Mark D. Roberts

Most Americans want things to get better in our nation. We want the economy to flourish. We want the government to be solvent. We want affordable, excellent medical care. We want clean energy. We want all of these things . . . but don’t want to have to incur any personal cost or inconvenience to get them. Surely, somebody else has to pay. “Fix it,” we say, “but not in my back yard!” We are suffering from NIMBYitis . . . Not-In-My-Back-Yard-itis.

A recent edition of the New York Times featured a couple of NIMBYitis stories. The first had to do with the federal government and its budget crisis. “Poll Finds Wariness About Cutting Entitlements” reports that “Americans overwhelmingly say that in general they prefer cutting government spending to paying higher taxes, according to the latest New York Times/CBS News poll.” Yet when we are confronted with what cuts in the federal budget entail, we are unwilling to support cuts in anything that impacts us personally. “Fix the budget,” we say, “but don’t take away any of my own entitlements.” Ouch! NIMBYitis alert!

The second NIMBYitis story hits much closer to home, my home, that is, literally. “Lack of Transmission Lines Is Restricting Wind Power” chronicles a debate that is raging where I live, in the Texas Hill Country west of San Antonio. The problem is that massive amounts of electric power is being produced by wind turbines in West Texas. Yet the state’s transmission lines are not currently able to handle the flow of energy produced by the wind. So, the state needs to add unsightly transmission lines, running them through the Hill Country, which is one of the prettiest areas in Texas. As you can imagine, this created quite a stir, with local residents protesting the “uglification” of their land. State regulators recently approved the route for the new transmission lines, running them right along a lengthy section of Interstate 10. As you’d expect, those who live in the area are not happy.


Including me, I might add. I love the Hill Country vistas I see on my way to work. Before too long, my view will be polluted by tall poles and giant wires. Ugh! But I also realize that if I want affordable and plentiful electricity, and if I want the world in which I live to be less polluted, then this is a cost my neighbors and I will have to pay. (The cost of burying power lines, by the way, is prohibitive at this point in time. Affordable burying sounds like a great entrepreneurial opportunity to me. Photo: A stretch of I-10 in the Hill Country that will soon be blighted with power lines.)

Now before you start complaining about Texans and our unwillingness to support green energy, consider this. Texas produces far more electricity by wind power than any other state, by far. In fact, we produce more electricity by wind in a given year than California, Arizona, New Mexico, Illinois, Pennsylvania, Florida, Montana, Oklahoma, and New York combined. Texas produces almost three times as much wind-power electricity as the number 2 state, Iowa.

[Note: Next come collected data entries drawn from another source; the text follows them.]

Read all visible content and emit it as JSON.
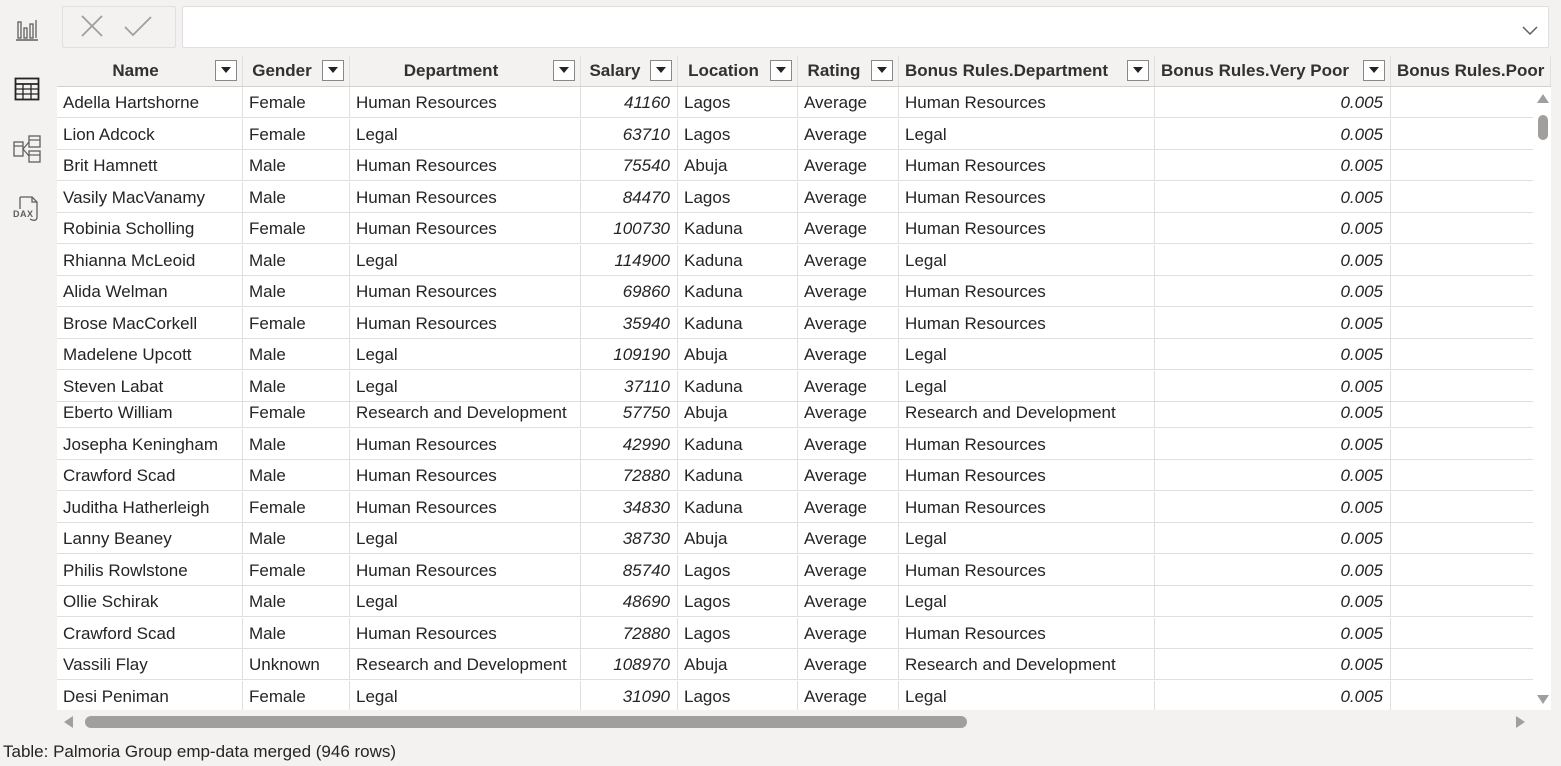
{
  "sidebar": {
    "items": [
      {
        "name": "report-view",
        "icon": "bar-chart-icon"
      },
      {
        "name": "table-view",
        "icon": "table-grid-icon"
      },
      {
        "name": "model-view",
        "icon": "model-diagram-icon"
      },
      {
        "name": "dax-query-view",
        "icon": "dax-icon",
        "label": "DAX"
      }
    ]
  },
  "formula_bar": {
    "cancel_icon": "close-icon",
    "commit_icon": "checkmark-icon",
    "value": "",
    "expand_icon": "chevron-down-icon"
  },
  "table": {
    "columns": [
      {
        "label": "Name",
        "align": "left"
      },
      {
        "label": "Gender",
        "align": "left"
      },
      {
        "label": "Department",
        "align": "left"
      },
      {
        "label": "Salary",
        "align": "right"
      },
      {
        "label": "Location",
        "align": "left"
      },
      {
        "label": "Rating",
        "align": "left"
      },
      {
        "label": "Bonus Rules.Department",
        "align": "left"
      },
      {
        "label": "Bonus Rules.Very Poor",
        "align": "right"
      },
      {
        "label": "Bonus Rules.Poor",
        "align": "right"
      }
    ],
    "rows": [
      [
        "Adella Hartshorne",
        "Female",
        "Human Resources",
        "41160",
        "Lagos",
        "Average",
        "Human Resources",
        "0.005",
        ""
      ],
      [
        "Lion Adcock",
        "Female",
        "Legal",
        "63710",
        "Lagos",
        "Average",
        "Legal",
        "0.005",
        ""
      ],
      [
        "Brit Hamnett",
        "Male",
        "Human Resources",
        "75540",
        "Abuja",
        "Average",
        "Human Resources",
        "0.005",
        ""
      ],
      [
        "Vasily MacVanamy",
        "Male",
        "Human Resources",
        "84470",
        "Lagos",
        "Average",
        "Human Resources",
        "0.005",
        ""
      ],
      [
        "Robinia Scholling",
        "Female",
        "Human Resources",
        "100730",
        "Kaduna",
        "Average",
        "Human Resources",
        "0.005",
        ""
      ],
      [
        "Rhianna McLeoid",
        "Male",
        "Legal",
        "114900",
        "Kaduna",
        "Average",
        "Legal",
        "0.005",
        ""
      ],
      [
        "Alida Welman",
        "Male",
        "Human Resources",
        "69860",
        "Kaduna",
        "Average",
        "Human Resources",
        "0.005",
        ""
      ],
      [
        "Brose MacCorkell",
        "Female",
        "Human Resources",
        "35940",
        "Kaduna",
        "Average",
        "Human Resources",
        "0.005",
        ""
      ],
      [
        "Madelene Upcott",
        "Male",
        "Legal",
        "109190",
        "Abuja",
        "Average",
        "Legal",
        "0.005",
        ""
      ],
      [
        "Steven Labat",
        "Male",
        "Legal",
        "37110",
        "Kaduna",
        "Average",
        "Legal",
        "0.005",
        ""
      ],
      [
        "Eberto William",
        "Female",
        "Research and Development",
        "57750",
        "Abuja",
        "Average",
        "Research and Development",
        "0.005",
        ""
      ],
      [
        "Josepha Keningham",
        "Male",
        "Human Resources",
        "42990",
        "Kaduna",
        "Average",
        "Human Resources",
        "0.005",
        ""
      ],
      [
        "Crawford Scad",
        "Male",
        "Human Resources",
        "72880",
        "Kaduna",
        "Average",
        "Human Resources",
        "0.005",
        ""
      ],
      [
        "Juditha Hatherleigh",
        "Female",
        "Human Resources",
        "34830",
        "Kaduna",
        "Average",
        "Human Resources",
        "0.005",
        ""
      ],
      [
        "Lanny Beaney",
        "Male",
        "Legal",
        "38730",
        "Abuja",
        "Average",
        "Legal",
        "0.005",
        ""
      ],
      [
        "Philis Rowlstone",
        "Female",
        "Human Resources",
        "85740",
        "Lagos",
        "Average",
        "Human Resources",
        "0.005",
        ""
      ],
      [
        "Ollie Schirak",
        "Male",
        "Legal",
        "48690",
        "Lagos",
        "Average",
        "Legal",
        "0.005",
        ""
      ],
      [
        "Crawford Scad",
        "Male",
        "Human Resources",
        "72880",
        "Lagos",
        "Average",
        "Human Resources",
        "0.005",
        ""
      ],
      [
        "Vassili Flay",
        "Unknown",
        "Research and Development",
        "108970",
        "Abuja",
        "Average",
        "Research and Development",
        "0.005",
        ""
      ],
      [
        "Desi Peniman",
        "Female",
        "Legal",
        "31090",
        "Lagos",
        "Average",
        "Legal",
        "0.005",
        ""
      ]
    ]
  },
  "status_bar": {
    "text": "Table: Palmoria Group emp-data merged (946 rows)"
  },
  "colors": {
    "background": "#f3f2f1",
    "grid_border": "#e1dfdd",
    "header_bg": "#f3f2f1",
    "icon": "#605e5c",
    "scrollbar": "#a19f9d"
  }
}
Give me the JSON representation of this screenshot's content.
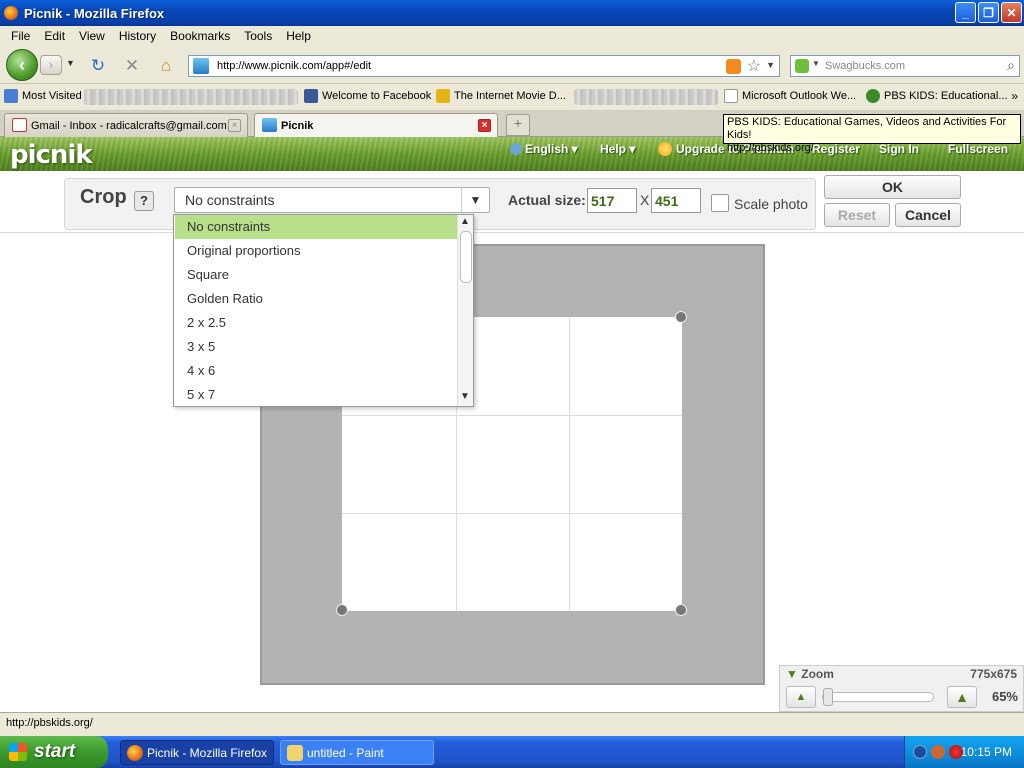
{
  "window": {
    "title": "Picnik - Mozilla Firefox"
  },
  "menu": [
    "File",
    "Edit",
    "View",
    "History",
    "Bookmarks",
    "Tools",
    "Help"
  ],
  "nav": {
    "url": "http://www.picnik.com/app#/edit",
    "search_placeholder": "Swagbucks.com"
  },
  "bookmarks": {
    "most_visited": "Most Visited",
    "facebook": "Welcome to Facebook",
    "imdb": "The Internet Movie D...",
    "outlook": "Microsoft Outlook We...",
    "pbskids": "PBS KIDS: Educational..."
  },
  "tabs": [
    {
      "label": "Gmail - Inbox - radicalcrafts@gmail.com"
    },
    {
      "label": "Picnik"
    }
  ],
  "tooltip": {
    "line1": "PBS KIDS: Educational Games, Videos and Activities For Kids!",
    "line2": "http://pbskids.org/"
  },
  "picnik": {
    "logo": "picnik",
    "nav": {
      "language": "English",
      "help": "Help",
      "upgrade": "Upgrade to Premium",
      "register": "Register",
      "signin": "Sign In",
      "fullscreen": "Fullscreen"
    }
  },
  "crop": {
    "label": "Crop",
    "help": "?",
    "constraint": "No constraints",
    "actual_size_label": "Actual size:",
    "width": "517",
    "height": "451",
    "x": "X",
    "scale_label": "Scale photo",
    "scale_checked": false,
    "ok": "OK",
    "reset": "Reset",
    "cancel": "Cancel",
    "options": [
      "No constraints",
      "Original proportions",
      "Square",
      "Golden Ratio",
      "2 x 2.5",
      "3 x 5",
      "4 x 6",
      "5 x 7"
    ],
    "selected_option": "No constraints"
  },
  "zoom": {
    "label": "Zoom",
    "dimensions": "775x675",
    "percent": "65%"
  },
  "status": "http://pbskids.org/",
  "taskbar": {
    "start": "start",
    "items": [
      {
        "label": "Picnik - Mozilla Firefox"
      },
      {
        "label": "untitled - Paint"
      }
    ],
    "clock": "10:15 PM"
  },
  "colors": {
    "accent": "#b8e08a",
    "xp_blue": "#245edb",
    "picnik_green": "#6a9f2e"
  }
}
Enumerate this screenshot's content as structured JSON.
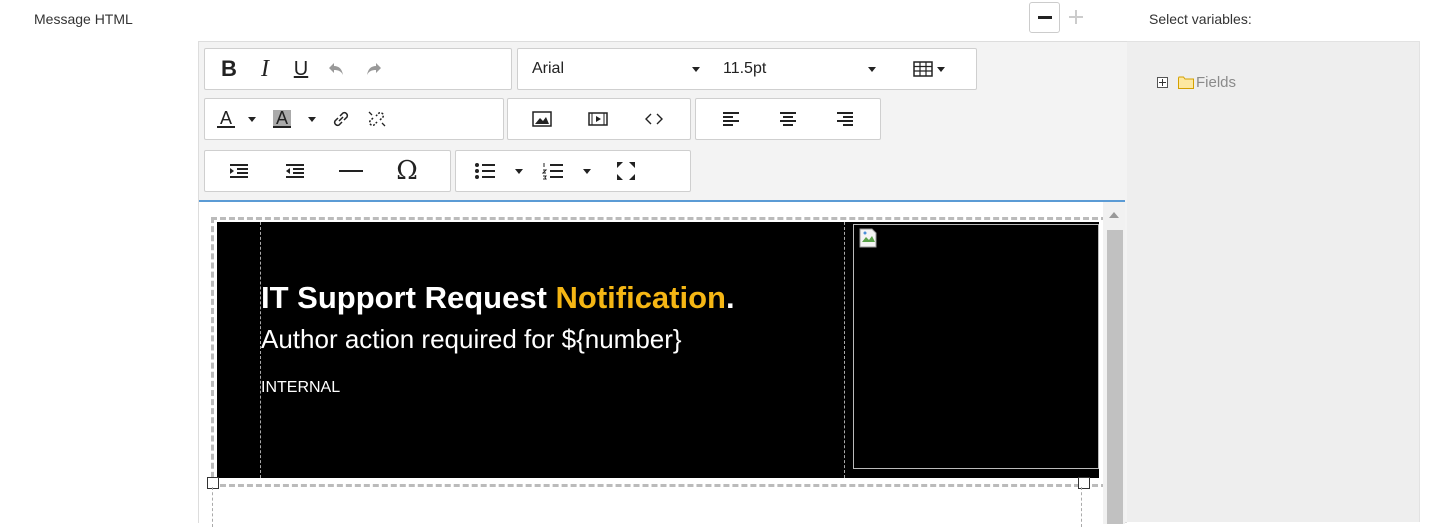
{
  "form": {
    "field_label": "Message HTML",
    "variables_label": "Select variables:"
  },
  "toolbar": {
    "font_family": "Arial",
    "font_size": "11.5pt"
  },
  "variables_tree": {
    "root_label": "Fields"
  },
  "content": {
    "headline_main": "IT Support Request ",
    "headline_accent": "Notification",
    "headline_period": ".",
    "subline": "Author action required for ${number}",
    "classification": "INTERNAL",
    "accent_color": "#f5b614",
    "background_color": "#000000"
  }
}
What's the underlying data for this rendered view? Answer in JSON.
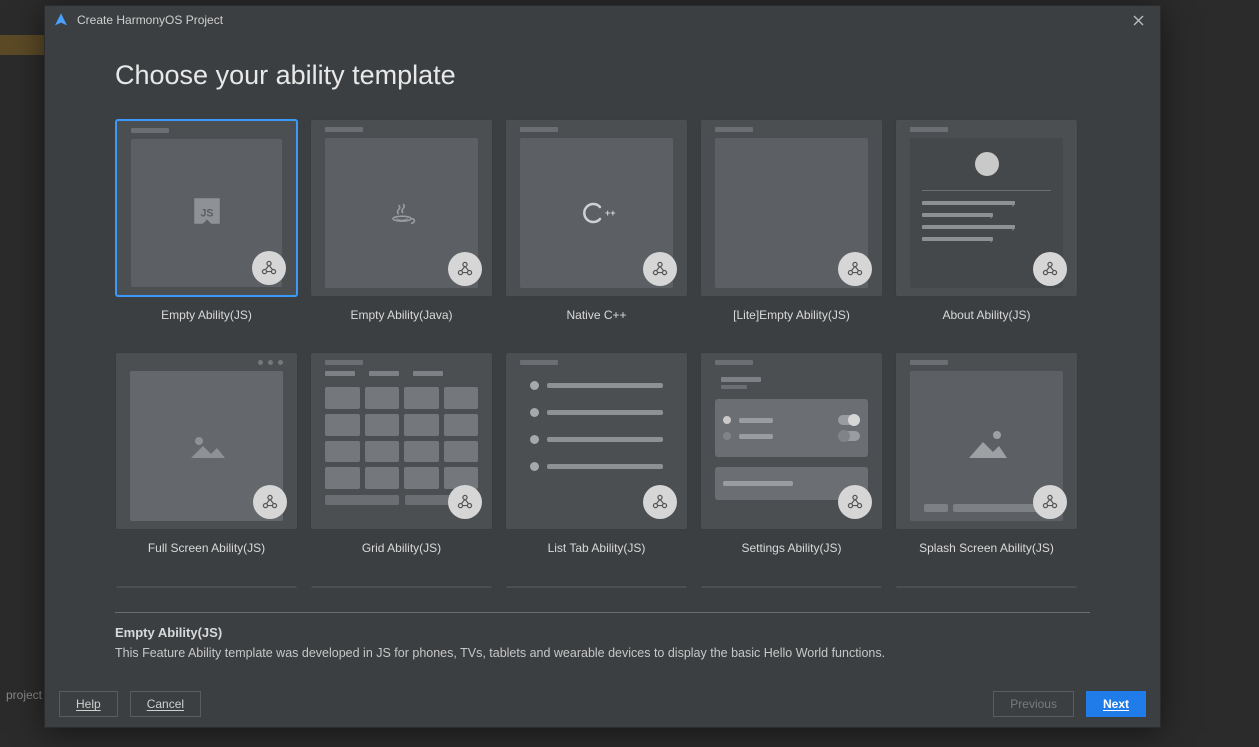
{
  "background": {
    "project_label": "project"
  },
  "dialog": {
    "title": "Create HarmonyOS Project",
    "heading": "Choose your ability template"
  },
  "templates": [
    {
      "label": "Empty Ability(JS)",
      "selected": true
    },
    {
      "label": "Empty Ability(Java)"
    },
    {
      "label": "Native C++"
    },
    {
      "label": "[Lite]Empty Ability(JS)"
    },
    {
      "label": "About Ability(JS)"
    },
    {
      "label": "Full Screen Ability(JS)"
    },
    {
      "label": "Grid Ability(JS)"
    },
    {
      "label": "List Tab Ability(JS)"
    },
    {
      "label": "Settings Ability(JS)"
    },
    {
      "label": "Splash Screen Ability(JS)"
    }
  ],
  "detail": {
    "title": "Empty Ability(JS)",
    "description": "This Feature Ability template was developed in JS for phones, TVs, tablets and wearable devices to display the basic Hello World functions."
  },
  "footer": {
    "help": "Help",
    "cancel": "Cancel",
    "previous": "Previous",
    "next": "Next"
  },
  "colors": {
    "dialog_bg": "#3c3f41",
    "selection": "#3b99fc",
    "primary_button": "#1f7ce8"
  }
}
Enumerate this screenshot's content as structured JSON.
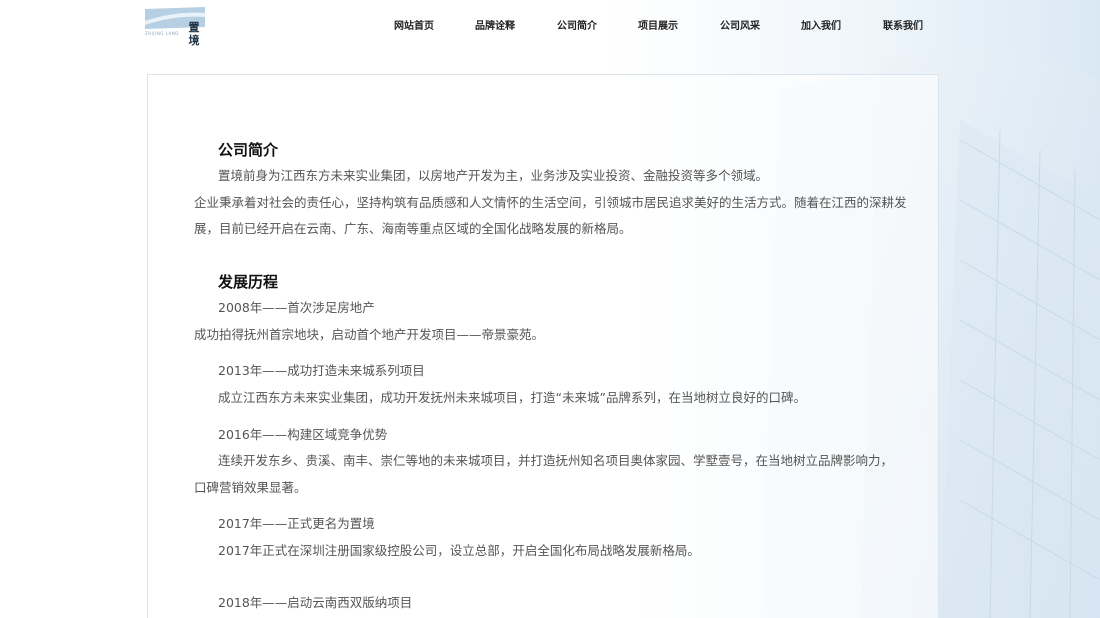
{
  "header": {
    "logo": {
      "name": "置境",
      "tagline": "ZHIJING LAND"
    },
    "nav": [
      "网站首页",
      "品牌诠释",
      "公司简介",
      "项目展示",
      "公司风采",
      "加入我们",
      "联系我们"
    ]
  },
  "intro": {
    "title": "公司简介",
    "p1": "置境前身为江西东方未来实业集团，以房地产开发为主，业务涉及实业投资、金融投资等多个领域。",
    "p2_line1": "企业秉承着对社会的责任心，坚持构筑有品质感和人文情怀的生活空间，引领城市居民追求美好的生活方式。随着在江西的深耕发",
    "p2_line2": "展，目前已经开启在云南、广东、海南等重点区域的全国化战略发展的新格局。"
  },
  "history": {
    "title": "发展历程",
    "events": [
      {
        "heading": "2008年——首次涉足房地产",
        "lines": [
          "成功拍得抚州首宗地块，启动首个地产开发项目——帝景豪苑。"
        ]
      },
      {
        "heading": "2013年——成功打造未来城系列项目",
        "lines": [
          "成立江西东方未来实业集团，成功开发抚州未来城项目，打造“未来城”品牌系列，在当地树立良好的口碑。"
        ]
      },
      {
        "heading": "2016年——构建区域竞争优势",
        "lines": [
          "连续开发东乡、贵溪、南丰、崇仁等地的未来城项目，并打造抚州知名项目奥体家园、学墅壹号，在当地树立品牌影响力，",
          "口碑营销效果显著。"
        ]
      },
      {
        "heading": "2017年——正式更名为置境",
        "lines": [
          "2017年正式在深圳注册国家级控股公司，设立总部，开启全国化布局战略发展新格局。"
        ]
      },
      {
        "heading": "2018年——启动云南西双版纳项目",
        "lines": []
      }
    ]
  }
}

Moreover, you may recall a similar debate in Massachusetts, one of the most ostensibly “pro-green” states. For years, a battle raged over placing a 130-turbine wind farm five miles off the coast of Cape Cod. The residents, including Senator Ted Kennedy, while he was alive, went ballistic. They tried everything to stop the project because it would ruin their view. When, after years of debate, the project was approved last April, residents and environmental groups vowed to fight the project, which will no doubt be in the courts for years to come. As a lover of Cape Cod, I can relate to those who would rather not see distant windmills in the ocean. But I do find it curious that even in such an apparently green-friendly state, people just don’t want solutions in their own back yard.

I expect that we will be utterly inundated by this kind of thinking in the next few years as governments (local, state, and federal) try to find a way out of the financial nightmare in which we find ourselves as a people, not to mention a host of other challenges. Who, I wonder, will lead us to consider sacrifices we all need to make for the sake our nation and the world? Who will challenge us to “ask not what our country can do for us, but what we can do for our country”? And our world?